Majelis hakim yang mengadili perkara korupsi pengadaan Kartu Tanda Masyarakat berbasiskan elektronik (e-KTP) yakini kalau ke-2 terdakwa yaitu, Irman serta Sugiharto, sudah untungkan sendiri, orang yang lain serta korporasi.

Satu diantaranya, ke-2 terdakwa dipercaya untungkan pengacara Hotma Sitompoel sebesar 100. 000 dollar AS.

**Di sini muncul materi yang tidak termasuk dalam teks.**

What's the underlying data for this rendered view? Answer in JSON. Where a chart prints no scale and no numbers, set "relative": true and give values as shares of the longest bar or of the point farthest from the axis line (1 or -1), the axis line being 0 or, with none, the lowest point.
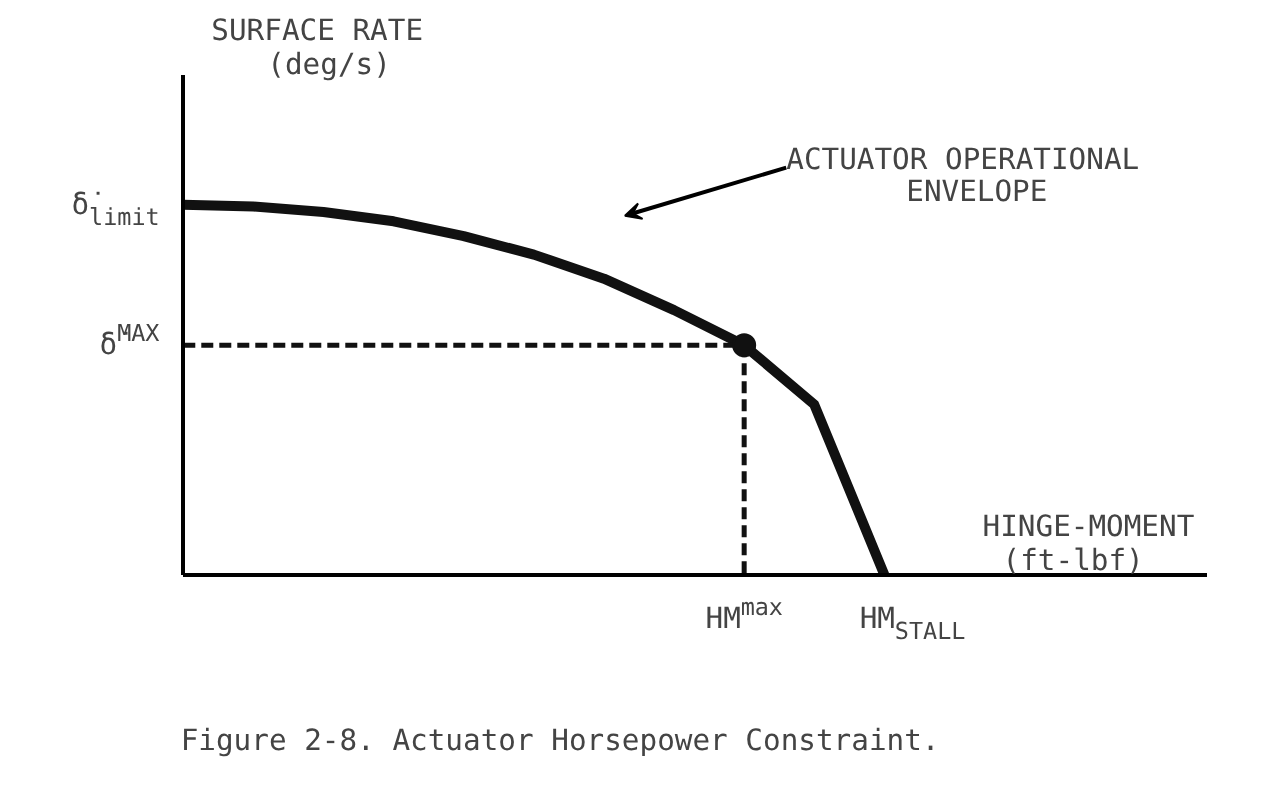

” Ke-2 terdakwa turut bertindak serta ketahui, hingga majelis memiliki pendapat beragam keuntungan yang didapat pihak beda memanglah jadi maksud beberapa terdakwa, ” tutur Hakim Anwar waktu membaca pertimbangan putusan di Pengadilan Tipikor Jakarta, Kamis (20/7/2017).

Hotma Sitompoel mengakui sudah menyerahkan uang 400. 000 dollar AS pada Komisi Pemberantasan Korupsi (KPK). Uang itu datang dari project pengadaan e-KTP.

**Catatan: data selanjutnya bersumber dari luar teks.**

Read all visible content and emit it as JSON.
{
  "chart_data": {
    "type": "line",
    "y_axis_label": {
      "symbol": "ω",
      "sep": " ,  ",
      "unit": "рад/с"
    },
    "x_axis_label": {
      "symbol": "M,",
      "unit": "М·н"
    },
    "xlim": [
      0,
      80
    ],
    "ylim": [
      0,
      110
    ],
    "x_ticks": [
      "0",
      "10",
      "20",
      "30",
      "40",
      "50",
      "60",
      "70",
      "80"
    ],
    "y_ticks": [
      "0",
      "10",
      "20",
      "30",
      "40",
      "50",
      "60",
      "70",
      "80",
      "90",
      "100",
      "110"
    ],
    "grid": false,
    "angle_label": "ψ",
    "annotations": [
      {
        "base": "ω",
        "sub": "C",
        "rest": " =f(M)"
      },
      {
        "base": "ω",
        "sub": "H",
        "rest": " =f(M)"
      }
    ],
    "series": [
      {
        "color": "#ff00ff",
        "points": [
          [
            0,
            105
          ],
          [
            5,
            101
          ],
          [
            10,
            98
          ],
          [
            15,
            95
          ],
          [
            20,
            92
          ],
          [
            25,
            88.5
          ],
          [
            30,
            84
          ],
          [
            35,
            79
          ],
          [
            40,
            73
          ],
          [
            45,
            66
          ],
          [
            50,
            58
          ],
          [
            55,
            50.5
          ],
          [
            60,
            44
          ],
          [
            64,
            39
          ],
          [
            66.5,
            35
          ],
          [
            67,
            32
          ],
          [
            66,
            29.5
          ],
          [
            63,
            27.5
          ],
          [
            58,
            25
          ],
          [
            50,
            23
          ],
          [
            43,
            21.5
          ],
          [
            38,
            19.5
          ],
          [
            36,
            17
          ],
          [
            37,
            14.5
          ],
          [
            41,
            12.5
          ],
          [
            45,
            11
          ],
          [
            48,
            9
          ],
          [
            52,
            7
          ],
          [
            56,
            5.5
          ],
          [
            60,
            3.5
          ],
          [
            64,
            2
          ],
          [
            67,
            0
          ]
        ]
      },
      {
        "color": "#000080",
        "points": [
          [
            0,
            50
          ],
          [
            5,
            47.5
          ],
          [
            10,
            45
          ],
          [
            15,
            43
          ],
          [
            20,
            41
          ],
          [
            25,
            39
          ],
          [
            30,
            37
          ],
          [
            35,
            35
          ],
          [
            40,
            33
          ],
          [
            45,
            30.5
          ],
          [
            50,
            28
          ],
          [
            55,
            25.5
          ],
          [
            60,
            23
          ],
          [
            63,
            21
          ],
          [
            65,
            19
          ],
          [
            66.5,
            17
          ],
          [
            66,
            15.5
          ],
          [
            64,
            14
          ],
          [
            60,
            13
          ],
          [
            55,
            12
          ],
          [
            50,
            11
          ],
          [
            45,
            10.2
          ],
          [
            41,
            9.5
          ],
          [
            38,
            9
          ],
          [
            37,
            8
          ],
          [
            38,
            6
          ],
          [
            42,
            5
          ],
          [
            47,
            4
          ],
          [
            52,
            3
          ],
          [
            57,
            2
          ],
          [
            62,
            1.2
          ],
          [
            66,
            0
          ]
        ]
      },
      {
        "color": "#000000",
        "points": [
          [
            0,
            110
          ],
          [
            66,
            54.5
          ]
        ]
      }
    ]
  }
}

Hal tersebut disadari oleh Hotma waktu jadi saksi dalam sidang masalah korupsi pengadaan e-KTP di Pengadilan Tipikor Jakarta, Senin (8/5/2017).

” Telah dikembalikan pada KPK, ” tutur Hotma pada jaksa KPK.

Menurut Hotma, ia awalannya ditunjuk jadi pengacara untuk mengikuti petinggi Kementerian Dalam Negeri yang dilaporkan ke Polda Metro Jaya. Pelaporan itu berkaitan sistem lelang project e-KTP yang tengah berproses di Kemendagri.

Keinginan pendampingan hukum diserahkan oleh ke-2 terdakwa, Irman serta Sugiharto. Menurut Hotma, ia diperkenalkan dengan Irman serta Sugiharto oleh Ketua Komisi II DPR, Chairuman Harahap.

Menurut Hotma, sesudah lakukan pendampingan hukum, ia terima honor sebesar 400. 000 dollar AS serta Rp 150 juta.

Walau sekian, menurut Hotma, uang Rp 150 juta sampai sekarang ini masih tetap berada di kantornya. Waktu di check penyidik KPK, cuma uang 400. 000 dollar AS yang dimaksud berkaitan e-KTP.